Il caso di Agustín Edwards Eastman -proprietario del giornale cileno El Mercurio- è un esempio paradigmatico di ciò che fanno i giornalisti difesi da Antonio Caño e dal presidente dell’ANP, Joaquín Morales Solá. Alla buon’ora, dopo più di 50 anni di prostituzione giornalistica, l’Associazione cilena dei giornalisti lo ha espulso dalle sue fila proprio per aver fatto esattamente quello che Caño sostiene i giornalisti professionisti non fanno. Se in Argentina ci fosse un’istituzione con gli stessi valori e coraggio della sua gemella cilena, il numero di operatori politici travestiti da giornalisti che verrebbero espulsi raggiungerebbe facilmente la cinquantina.

È proprio a causa di questo degrado morale che non sorprende il fragoroso silenzio dell’ANP sul caso di Julian Assange, ingiustamente imprigionato per aver informato l’opinione pubblica sui crimini di guerra, la corruzione e lo spionaggio globale del governo degli Stati Uniti.

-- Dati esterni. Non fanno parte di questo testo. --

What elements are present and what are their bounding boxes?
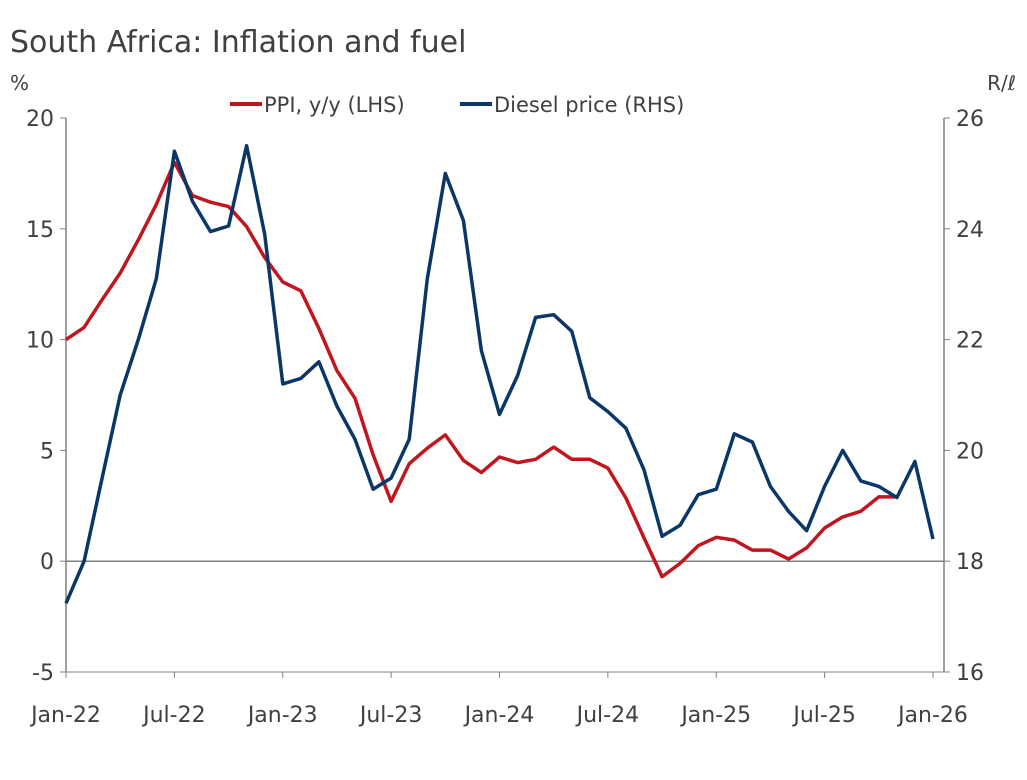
x-tick-label: Jul-22 (141, 703, 205, 728)
legend: PPI, y/y (LHS) Diesel price (RHS) (230, 93, 684, 117)
right-axis-unit: R/ℓ (987, 71, 1016, 95)
left-tick-label: 5 (40, 439, 54, 464)
left-tick-label: 20 (26, 107, 54, 132)
right-tick-label: 18 (956, 550, 984, 575)
right-tick-label: 24 (956, 218, 984, 243)
x-tick-label: Jan-23 (246, 703, 318, 728)
x-tick-label: Jul-24 (575, 703, 639, 728)
right-tick-label: 22 (956, 329, 984, 354)
right-tick-label: 26 (956, 107, 984, 132)
x-tick-label: Jul-23 (358, 703, 422, 728)
legend-label-ppi: PPI, y/y (LHS) (264, 93, 405, 117)
right-tick-label: 16 (956, 661, 984, 686)
x-tick-label: Jan-22 (29, 703, 101, 728)
diesel-line (64, 143, 935, 604)
left-axis-unit: % (10, 71, 29, 95)
x-tick-label: Jul-25 (791, 703, 855, 728)
x-tick-label: Jan-24 (463, 703, 535, 728)
left-tick-label: -5 (32, 661, 54, 686)
chart-title: South Africa: Inflation and fuel (10, 25, 466, 60)
left-tick-label: 15 (26, 218, 54, 243)
legend-label-diesel: Diesel price (RHS) (494, 93, 684, 117)
x-tick-label: Jan-25 (679, 703, 751, 728)
ppi-line (65, 160, 897, 579)
left-tick-label: 10 (26, 329, 54, 354)
right-tick-label: 20 (956, 439, 984, 464)
left-tick-label: 0 (40, 550, 54, 575)
x-tick-label: Jan-26 (896, 703, 968, 728)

Non una parola in difesa di un vero paladino della lotta per la libertà di espressione, che l’ANP pretende falsamente di difendere; né un gesto di solidarietà di fronte ad un giornalista detenuto in un carcere di massima sicurezza, in isolamento assoluto, senza contatto con nessuno, senza vedere la luce del sole che per pochi minuti una volta alla settimana, sottoposto ad abusi fisici e psicologici di ogni genere nonostante le precarie condizioni di salute.

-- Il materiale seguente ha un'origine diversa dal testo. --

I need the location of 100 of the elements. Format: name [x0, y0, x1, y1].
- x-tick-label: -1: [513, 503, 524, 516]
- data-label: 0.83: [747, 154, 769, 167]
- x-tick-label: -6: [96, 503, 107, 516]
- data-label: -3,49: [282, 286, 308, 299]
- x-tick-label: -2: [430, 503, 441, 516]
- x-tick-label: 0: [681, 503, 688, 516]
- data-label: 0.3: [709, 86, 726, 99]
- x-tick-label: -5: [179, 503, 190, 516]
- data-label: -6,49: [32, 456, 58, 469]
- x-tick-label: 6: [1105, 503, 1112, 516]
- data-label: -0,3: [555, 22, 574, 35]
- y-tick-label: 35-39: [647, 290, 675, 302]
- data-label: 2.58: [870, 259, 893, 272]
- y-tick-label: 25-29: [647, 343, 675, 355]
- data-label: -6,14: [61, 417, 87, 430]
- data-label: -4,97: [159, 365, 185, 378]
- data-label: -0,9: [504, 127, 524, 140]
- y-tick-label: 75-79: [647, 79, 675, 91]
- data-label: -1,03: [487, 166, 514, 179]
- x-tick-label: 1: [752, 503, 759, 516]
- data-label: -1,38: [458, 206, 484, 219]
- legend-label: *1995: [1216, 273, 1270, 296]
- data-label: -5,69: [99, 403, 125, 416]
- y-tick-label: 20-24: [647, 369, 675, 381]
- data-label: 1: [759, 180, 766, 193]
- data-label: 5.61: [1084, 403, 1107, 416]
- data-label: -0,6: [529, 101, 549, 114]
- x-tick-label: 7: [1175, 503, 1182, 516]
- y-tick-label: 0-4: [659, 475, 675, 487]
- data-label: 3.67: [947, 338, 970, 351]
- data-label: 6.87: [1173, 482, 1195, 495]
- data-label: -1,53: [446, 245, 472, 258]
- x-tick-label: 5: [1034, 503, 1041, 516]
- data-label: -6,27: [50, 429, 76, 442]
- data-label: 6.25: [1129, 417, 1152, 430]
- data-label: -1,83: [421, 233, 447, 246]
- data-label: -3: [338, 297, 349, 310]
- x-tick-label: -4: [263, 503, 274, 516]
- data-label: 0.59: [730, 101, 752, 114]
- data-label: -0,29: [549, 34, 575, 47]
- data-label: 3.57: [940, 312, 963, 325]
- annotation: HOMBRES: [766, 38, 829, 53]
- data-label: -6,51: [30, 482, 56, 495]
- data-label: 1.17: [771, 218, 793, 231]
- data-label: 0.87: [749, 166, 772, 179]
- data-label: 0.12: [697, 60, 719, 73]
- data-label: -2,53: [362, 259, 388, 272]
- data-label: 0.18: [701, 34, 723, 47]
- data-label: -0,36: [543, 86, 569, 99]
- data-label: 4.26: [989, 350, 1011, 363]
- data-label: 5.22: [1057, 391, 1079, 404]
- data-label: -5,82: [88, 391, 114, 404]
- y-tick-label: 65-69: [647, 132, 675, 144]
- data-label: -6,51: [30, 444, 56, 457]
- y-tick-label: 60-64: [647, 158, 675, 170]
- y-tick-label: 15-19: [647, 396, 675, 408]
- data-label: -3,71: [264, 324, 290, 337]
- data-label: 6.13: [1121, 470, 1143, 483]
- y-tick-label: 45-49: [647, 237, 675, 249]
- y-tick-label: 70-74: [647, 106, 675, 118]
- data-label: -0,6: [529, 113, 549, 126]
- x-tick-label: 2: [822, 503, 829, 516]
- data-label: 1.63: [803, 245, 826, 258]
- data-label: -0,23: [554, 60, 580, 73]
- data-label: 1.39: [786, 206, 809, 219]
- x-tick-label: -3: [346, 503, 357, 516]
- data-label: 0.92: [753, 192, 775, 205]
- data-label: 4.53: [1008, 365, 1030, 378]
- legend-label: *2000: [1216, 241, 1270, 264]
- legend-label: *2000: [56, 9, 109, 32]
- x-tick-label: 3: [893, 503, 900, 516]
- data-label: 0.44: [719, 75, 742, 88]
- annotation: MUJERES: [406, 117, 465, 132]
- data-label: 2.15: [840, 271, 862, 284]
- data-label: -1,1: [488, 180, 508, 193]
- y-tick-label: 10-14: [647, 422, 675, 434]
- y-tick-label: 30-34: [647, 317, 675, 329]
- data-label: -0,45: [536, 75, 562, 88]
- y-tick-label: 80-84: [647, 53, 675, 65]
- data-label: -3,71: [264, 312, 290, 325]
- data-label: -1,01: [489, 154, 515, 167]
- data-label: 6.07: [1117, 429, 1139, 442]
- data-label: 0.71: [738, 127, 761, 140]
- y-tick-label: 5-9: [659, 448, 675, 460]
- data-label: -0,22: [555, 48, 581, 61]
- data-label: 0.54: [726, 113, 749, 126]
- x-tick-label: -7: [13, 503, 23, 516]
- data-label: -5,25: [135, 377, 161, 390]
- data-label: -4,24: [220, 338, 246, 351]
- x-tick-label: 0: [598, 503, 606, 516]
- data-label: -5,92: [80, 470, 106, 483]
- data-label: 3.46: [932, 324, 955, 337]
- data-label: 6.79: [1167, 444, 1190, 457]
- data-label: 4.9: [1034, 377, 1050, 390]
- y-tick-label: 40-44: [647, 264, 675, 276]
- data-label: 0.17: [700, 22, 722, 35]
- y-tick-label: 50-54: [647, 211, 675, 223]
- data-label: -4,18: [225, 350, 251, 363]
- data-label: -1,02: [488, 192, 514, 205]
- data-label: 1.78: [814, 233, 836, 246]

Ma per aver svelato i segreti dell’impero e dei suoi mandanti – ben occultati dal sicariato mediatico – Assange è un traditore per l’ANP, un “impostore” – come dice Caño – che non merita alcuna solidarietà. Il prossimo 4 gennaio la giudice Vanessa Baraitser emetterà il proprio verdetto nel processo per l’estradizione dell’australiano negli Stati Uniti. Nonostante la debolezza dell’impianto accusatorio fornite dall’stante, l’imputato è stato privato della libertà e mandato in prigione. C’è indignazione tra i veri giornalisti di tutto il mondo, avverte il pluripremiato regista e giornalista britannico John Pilger, che afferma di non aver mai visto una farsa tanto grottesca quanto il processo svoltosi a Londra. La pratica del lawfare si diffonde come una macchia di petrolio, e dall’ Argentina, dal Brasile, dalla Bolivia, dal Cile e dall’ Ecuador è già arrivato in Europa e negli Stati Uniti. Tuttavia l’ANP non crede che una tale pratica esista poichè, secondo i suoi leader, il lawfare è un’invenzione maligna di una sinistra totalitaria, populista, chavista e castrista, e pertanto respinge enfaticamente la denuncia di Pilger. L’immoralità di questa istituzione non ha limiti.

Questo negazionismo si manifesta anche in relazione alla situazione dei giornalisti negli Stati Uniti. Dallo scoppio delle proteste di Black Lives Matters per l’assassinio a sangue freddo di George Floyd da parte della polizia di Minneapolis, 322 giornalisti sono stati aggrediti (dalle “forze dell’ordine”, con poche eccezioni); 121 sono stati arrestati, 76 hanno visto la loro attrezzatura distrutta (fotocamere o videocamere, telefoni cellulari) e anche le loro strutture (sale stampa) e 13 di loro sono stati perseguiti e sottoposti a procedimenti giudiziari. [4] La stessa fonte riporta che negli Stati Uniti, nel 2018, cinque giornalisti sono stati uccisi a colpi di arma da fuoco.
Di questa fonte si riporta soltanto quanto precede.